'Social media one of the biggest challenges': Chief Justice Chandrachud at HTLS
Justice DY Chandrachud speaks at the HT Leadership Summit 2022 days after taking charge as the 50th Chief Justice of India.
Chief Justice of India DY Chandrachud - who took charge as the 50th Chief Justice of India earlier this week - on Saturday spoke about the current set of challenges that are faced by the judges of constitutional courts. “The first challenge we face is that of expectations,” Justice DY Chandrachud underlined while speaking at the 20th edition of the Hindustan Times Leadership Summit, as he spoke about the different kinds of cases that come up in the top court.
Social media is also one of the biggest challenges of the current times, he further said. “Everything said by a judge in course of a case hearing is not what is the final view,” the Chief Justice stressed. "So there is a free-flowing dialogue when a case is heard. Realtime reporting - on quotes by judges - is put out on Twitter or Telegram and Instagram and you are constantly evaluated. If a judge keeps quiet it will have a dangerous effect on the decision-making," he underlined.
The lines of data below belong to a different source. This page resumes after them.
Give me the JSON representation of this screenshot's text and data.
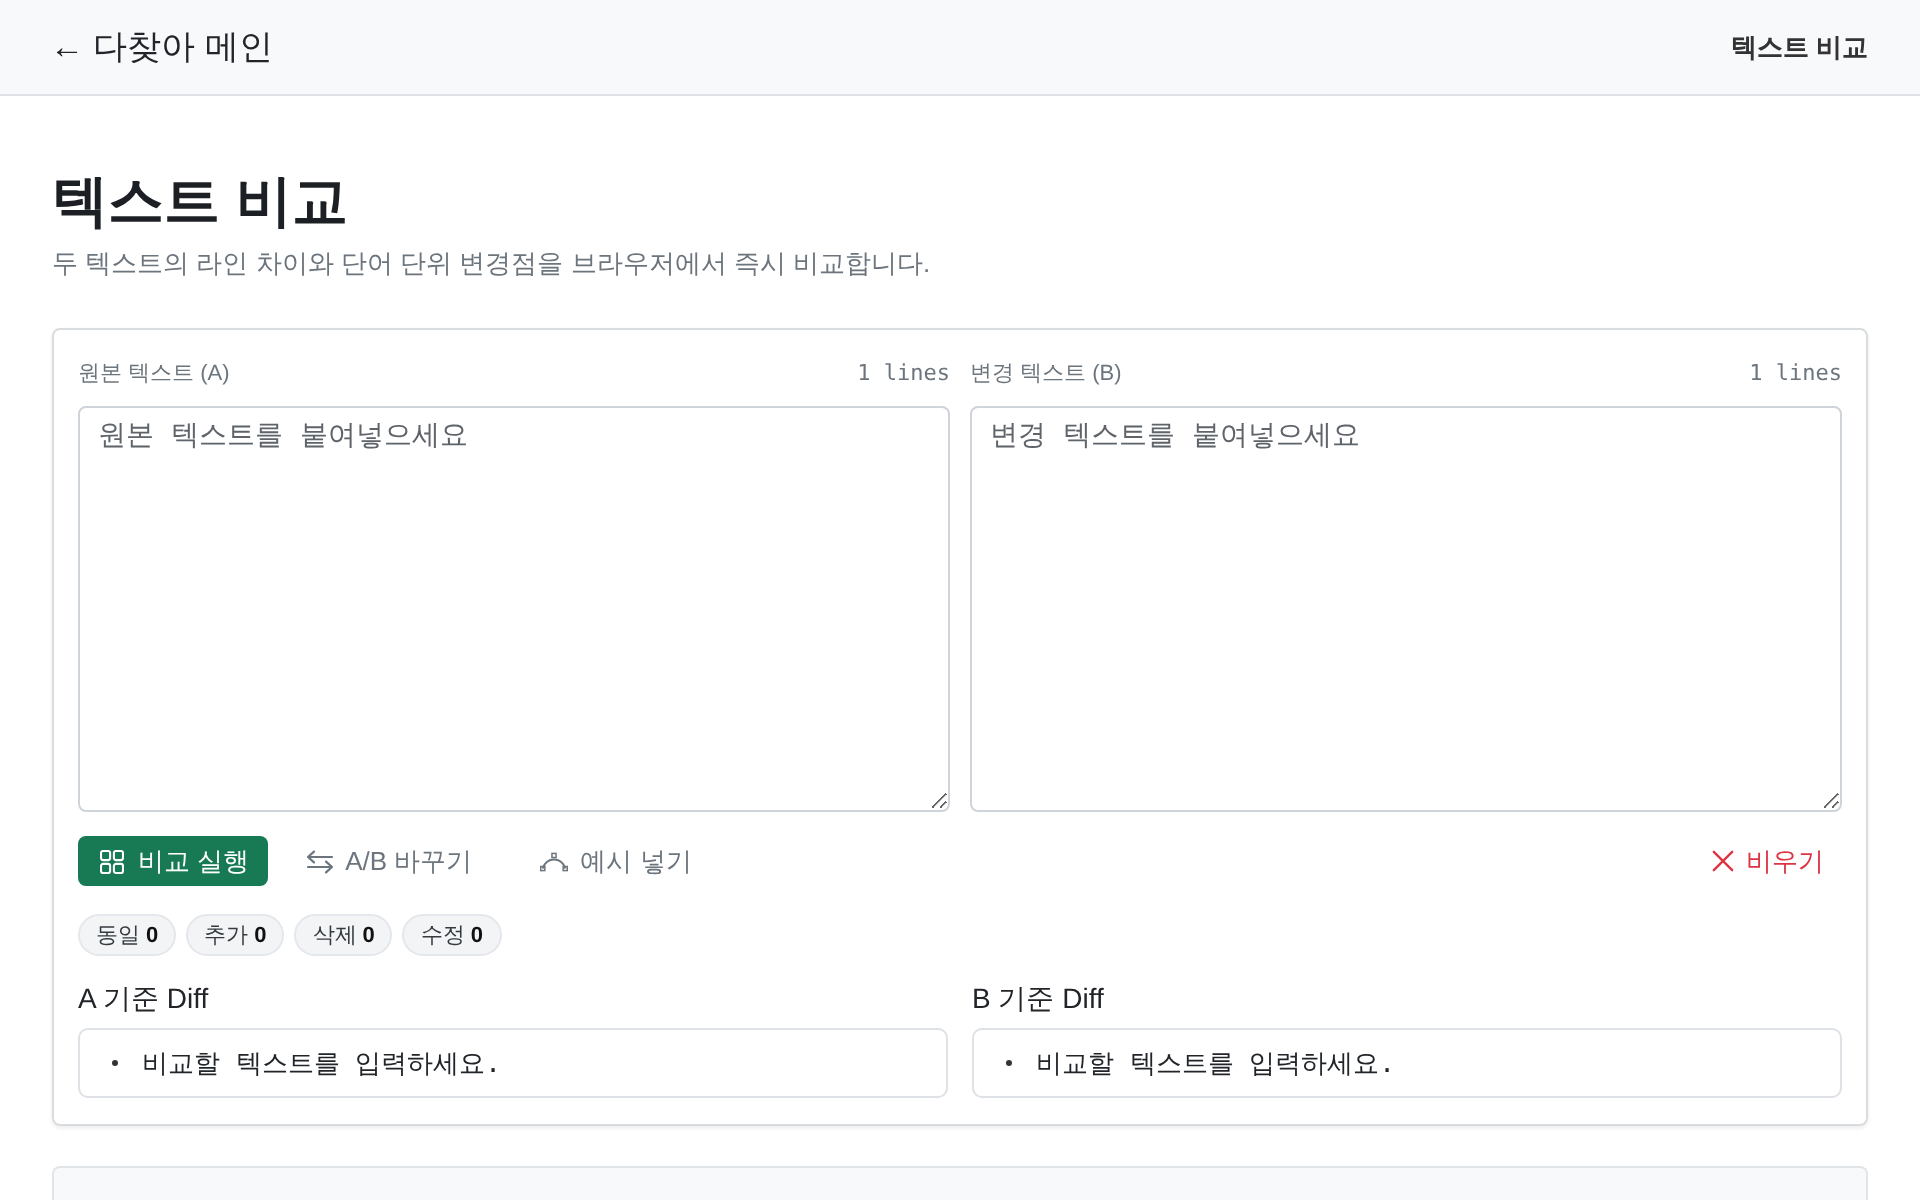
{
  "header": {
    "back_link": "← 다찾아 메인",
    "current_page": "텍스트 비교"
  },
  "page": {
    "title": "텍스트 비교",
    "subtitle": "두 텍스트의 라인 차이와 단어 단위 변경점을 브라우저에서 즉시 비교합니다."
  },
  "editors": [
    {
      "label": "원본 텍스트 (A)",
      "line_count": "1 lines",
      "placeholder": "원본 텍스트를 붙여넣으세요"
    },
    {
      "label": "변경 텍스트 (B)",
      "line_count": "1 lines",
      "placeholder": "변경 텍스트를 붙여넣으세요"
    }
  ],
  "actions": [
    {
      "kind": "run",
      "label": "비교 실행"
    },
    {
      "kind": "swap",
      "label": "A/B 바꾸기"
    },
    {
      "kind": "sample",
      "label": "예시 넣기"
    },
    {
      "kind": "clear",
      "label": "비우기"
    }
  ],
  "stats": [
    {
      "label": "동일",
      "count": "0"
    },
    {
      "label": "추가",
      "count": "0"
    },
    {
      "label": "삭제",
      "count": "0"
    },
    {
      "label": "수정",
      "count": "0"
    }
  ],
  "diffs": [
    {
      "title": "A 기준 Diff",
      "message": "비교할 텍스트를 입력하세요."
    },
    {
      "title": "B 기준 Diff",
      "message": "비교할 텍스트를 입력하세요."
    }
  ]
}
Speaking further, the Chief Justice highlighted that E-court (electronic) services now reach not just to metros but villages. "We need to refashion ourselves, recoup and rethink how we adapt to (the) challenges of our age. We live in a country where access to the internet is not robust. Court buildings create an awe in the minds of litigants....that was the design of colonial mindset. Technology allowed us to replace the model where citizens accessed courts allowing Courts to access litigants," he shared.
Technology has helped judges take a relook at the traditional ways of working, the Chief Justice underscored while also speaking about live-streaming of cases in high courts and the top court. "You generate a sense of responsiveness to citizens. We need to live stream proceedings of district judiciary as it is the first interface for citizens. Citizens are entitled to know the mind of judicial functioning. One of the greatest dangers for institutions in a constitutional democracy is to be opaque," he said.